The realization process of method can be found in shown in Fig. 5, realize that the process of 3-D supersonic imaging is shown it illustrates provided by the embodiments of the present application
It is intended to, first row graphical representation is initial ultrasound image in Fig. 5, and secondary series graphical representation is each initial ultrasound image pair
The gain compensation parameters sequence answered utilizes corresponding initial ultrasound figure in the gain compensation parameters sequence pair first row in secondary series
Target ultrasonoscopy is obtained as carrying out gain compensation, then carries out three-dimensional modeling, you can obtains the fetus such as third row display in Fig. 5
Clear three-dimensional ultrasound pattern.
In the application in some possible realization methods, the 3-D supersonic imaging method that the application proposes can also include:
The adjusting of gain compensation parameters sequence is asked in response to user, the gain-adjusted parameter carried according to adjusting request is to gain
Compensating parameter sequence is adjusted.

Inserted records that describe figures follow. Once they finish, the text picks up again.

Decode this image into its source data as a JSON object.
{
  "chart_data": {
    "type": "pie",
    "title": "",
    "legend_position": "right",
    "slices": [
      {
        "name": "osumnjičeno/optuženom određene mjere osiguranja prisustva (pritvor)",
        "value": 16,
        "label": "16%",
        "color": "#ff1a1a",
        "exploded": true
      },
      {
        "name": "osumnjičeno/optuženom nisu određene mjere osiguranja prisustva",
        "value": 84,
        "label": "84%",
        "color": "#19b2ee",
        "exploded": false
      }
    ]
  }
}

In practical applications, 3-D imaging system can not only utilize said program, be used to different initial ultrasound images
Different gain compensation parameters sequences compensate, and can also receive the adjusting input by user to gain compensation parameters sequence and ask
The gain-adjusted parameter asked, and carried according to adjusting request, is adjusted gain compensation parameters sequence.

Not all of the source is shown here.